4.6.1 Minimum level in the laboratory

Lancefield group A streptococcus / Lancefield group level
S. aureus / species level
Yeasts / "yeasts" level

Reporting Procedure

5.1 Microscopy

Stain for Vincent's organisms: report on Vincent's organisms detected.

5.1.1 Microscopy reporting time

Urgent microscopy results to be telephoned or sent electronically.

Written report, 16–72hr for Vincent's organisms.

5.2 Culture

Report clinically significant organisms isolated or

Report other growth, eg: “Mixed upper respiratory tract flora,” or

Report absence of growth.

5.2.1 Culture reporting time

Clinically urgent culture results to be telephoned or sent electronically.

Written report, 16–72hr stating, if appropriate, that a further report will be issued.

5.3 Antimicrobial Susceptibility Testing

Report susceptibilities as clinically indicated. Prudent use of antimicrobials according to local and national protocols is recommended.

Throat Swab

Scope

Introduction

Pharyngitis

The commonest cause of bacterial pharyngitis is the Lancefield group A, Streptococcus pyogenes. Healthy carriers of group A streptococci are usually children, in whom rates of up to 20% have been reported, but rates are much lower in adults. In these individuals, isolation of the Lancefield group A streptococcus does not necessarily imply a role in infection.
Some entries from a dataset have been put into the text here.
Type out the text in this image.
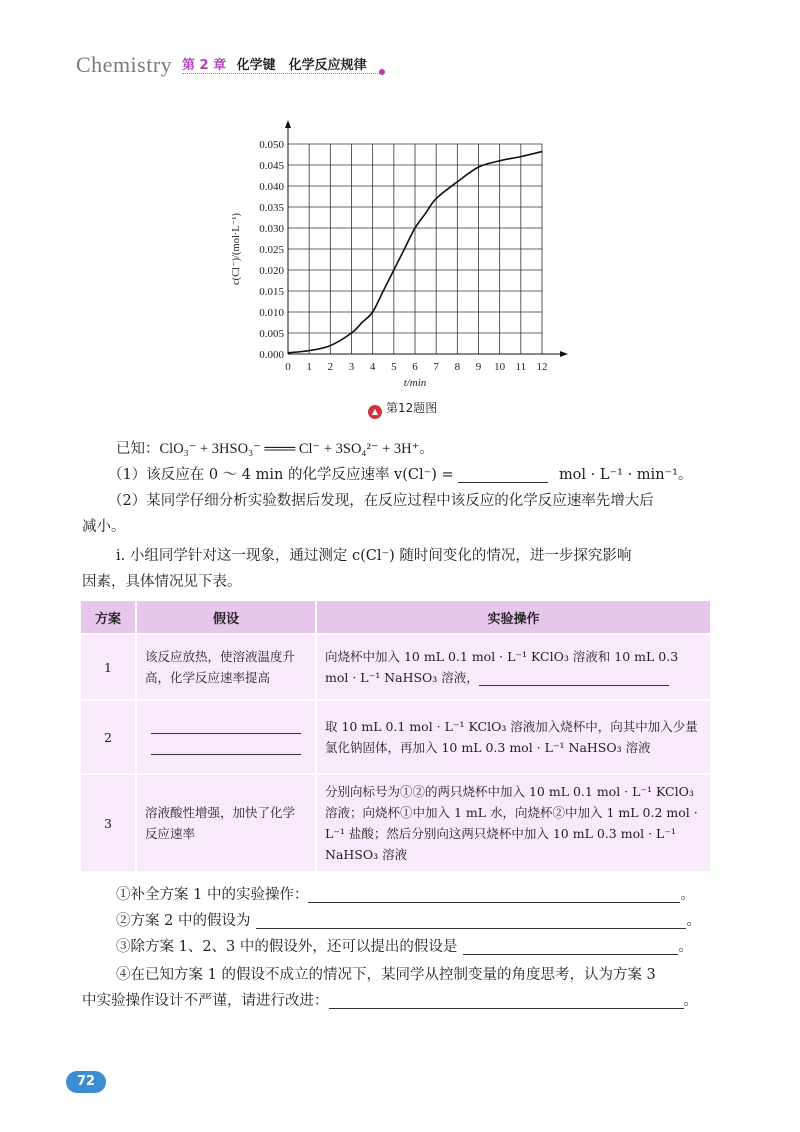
Chemistry 第 2 章 化学键　化学反应规律
0 1 2 3 4 5 6 7 8 9 10 11 12
0.000
0.005
0.010
0.015
0.020
0.025
0.030
0.035
0.040
0.045
0.050
t/min
c(Cl⁻)/(mol·L⁻¹)
▲ 第12题图
已知：ClO₃⁻ + 3HSO₃⁻ ═══ Cl⁻ + 3SO₄²⁻ + 3H⁺。
（1）该反应在 0 ～ 4 min 的化学反应速率 v(Cl⁻) =	mol · L⁻¹ · min⁻¹。
（2）某同学仔细分析实验数据后发现，在反应过程中该反应的化学反应速率先增大后
减小。
ⅰ. 小组同学针对这一现象，通过测定 c(Cl⁻) 随时间变化的情况，进一步探究影响
因素，具体情况见下表。
方案	假设	实验操作
1	该反应放热，使溶液温度升高，化学反应速率提高	向烧杯中加入 10 mL 0.1 mol · L⁻¹ KClO₃ 溶液和 10 mL 0.3 mol · L⁻¹ NaHSO₃ 溶液，
2		取 10 mL 0.1 mol · L⁻¹ KClO₃ 溶液加入烧杯中，向其中加入少量氯化钠固体，再加入 10 mL 0.3 mol · L⁻¹ NaHSO₃ 溶液
3	溶液酸性增强，加快了化学反应速率	分别向标号为①②的两只烧杯中加入 10 mL 0.1 mol · L⁻¹ KClO₃ 溶液；向烧杯①中加入 1 mL 水，向烧杯②中加入 1 mL 0.2 mol · L⁻¹ 盐酸；然后分别向这两只烧杯中加入 10 mL 0.3 mol · L⁻¹ NaHSO₃ 溶液
①补全方案 1 中的实验操作：	。
②方案 2 中的假设为	。
③除方案 1、2、3 中的假设外，还可以提出的假设是	。
④在已知方案 1 的假设不成立的情况下，某同学从控制变量的角度思考，认为方案 3
中实验操作设计不严谨，请进行改进：	。
72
Extrapharyngeal manifestations of Lancefield group A streptococcus infection can be divided into those associated with acute infection and the non-suppurative post-streptococcal sequelae, such as acute rheumatic fever and glomerulonephritis, which occur two to three weeks after pharyngeal infection1. In acute infection, bacteraemia and streptococcal toxic shock may occur. Post-streptococcal sequelae appear to be limited to a circumscribed set of serotypes2.
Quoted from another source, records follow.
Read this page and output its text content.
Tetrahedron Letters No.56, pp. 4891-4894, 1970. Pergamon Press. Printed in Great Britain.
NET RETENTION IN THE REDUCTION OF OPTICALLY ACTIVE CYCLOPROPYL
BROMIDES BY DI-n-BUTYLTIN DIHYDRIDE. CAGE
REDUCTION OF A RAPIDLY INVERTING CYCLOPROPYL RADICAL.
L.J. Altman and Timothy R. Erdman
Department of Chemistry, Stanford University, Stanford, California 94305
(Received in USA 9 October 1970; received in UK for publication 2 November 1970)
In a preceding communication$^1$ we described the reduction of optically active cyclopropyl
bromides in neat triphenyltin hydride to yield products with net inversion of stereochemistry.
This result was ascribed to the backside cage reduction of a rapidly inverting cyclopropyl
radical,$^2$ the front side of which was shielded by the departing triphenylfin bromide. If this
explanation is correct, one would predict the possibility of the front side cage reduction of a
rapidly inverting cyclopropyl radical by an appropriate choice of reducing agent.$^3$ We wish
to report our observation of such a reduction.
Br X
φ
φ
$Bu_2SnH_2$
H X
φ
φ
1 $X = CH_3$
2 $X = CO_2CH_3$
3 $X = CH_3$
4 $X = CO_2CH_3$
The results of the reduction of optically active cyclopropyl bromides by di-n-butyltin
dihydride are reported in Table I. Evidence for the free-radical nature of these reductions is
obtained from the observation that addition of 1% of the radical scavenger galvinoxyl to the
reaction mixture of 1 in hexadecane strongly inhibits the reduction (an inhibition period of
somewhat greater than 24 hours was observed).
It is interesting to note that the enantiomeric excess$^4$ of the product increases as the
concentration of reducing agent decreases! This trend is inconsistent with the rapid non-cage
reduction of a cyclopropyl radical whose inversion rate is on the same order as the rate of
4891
The isolation rate of Lancefield group A streptococci may be increased by incubating culture plates for 40-48hr3.

Lancefield group C streptococci have been reported as a cause of pharyngitis4. The majority of the species, however, are zoonotic and rarely cause disease in humans, these include Streptoccocus equi subspecies zooepidemicus, Streptococcus equi subspecies equi and Streptococcus dysgalactiae subspecies dysgalactiae. The beta-haemolytic group C streptococci which infect humans include the large colony form Streptococcus dysgalactiae subspecies equisimilis and the minute colony form or Streptococcus anginosus group (formerly the S. milleri group); which includes Streptococcus constellatus subspecies pharyngis and Streptococcus anginosus. These organisms are very rarely implicated in bacterial pharyngitis, and may express A, C, F or G Lancefield group antigens. The Lancefield group G streptococci are known to cause pharyngitis and are subdivided into the "large colony" form (which comprises the animal species Streptococcus canis and the human species Streptococcus dysgalactiae subspecies equisimilis, which is the only recognised causative agent of pharyngitis within the group) and the "minute colony" form (S. anginosus)5.

Most of the evidence for Lancefield groups C and G streptococci causing pharyngitis comes from reports of outbreaks6-9.

Diphtheria

Diphtheria is an acute infectious disease of the upper respiratory tract and, occasionally, the skin. It is caused by toxigenic strains of Corynebacterium diphtheriae (of which there are four biotypes - gravis, mitis, intermedius and belfanti) and some toxigenic strains of Corynebacterium ulcerans and pseudotuberculosis10. All can carry the phage-borne diphtheria toxin gene. In a fully developed case of diphtheria, this toxin damages the pharyngeal epithelium to produce a leathery membrane, giving the disease its name. This membrane may occlude the airway, sometimes causing death by respiratory obstruction. Systemic absorption by the host of the toxin from the primary site of replication may damage a wide range of cells, including those of the heart and nervous system. Myocarditis and neurological dysfunction may cause or contribute to disability or death.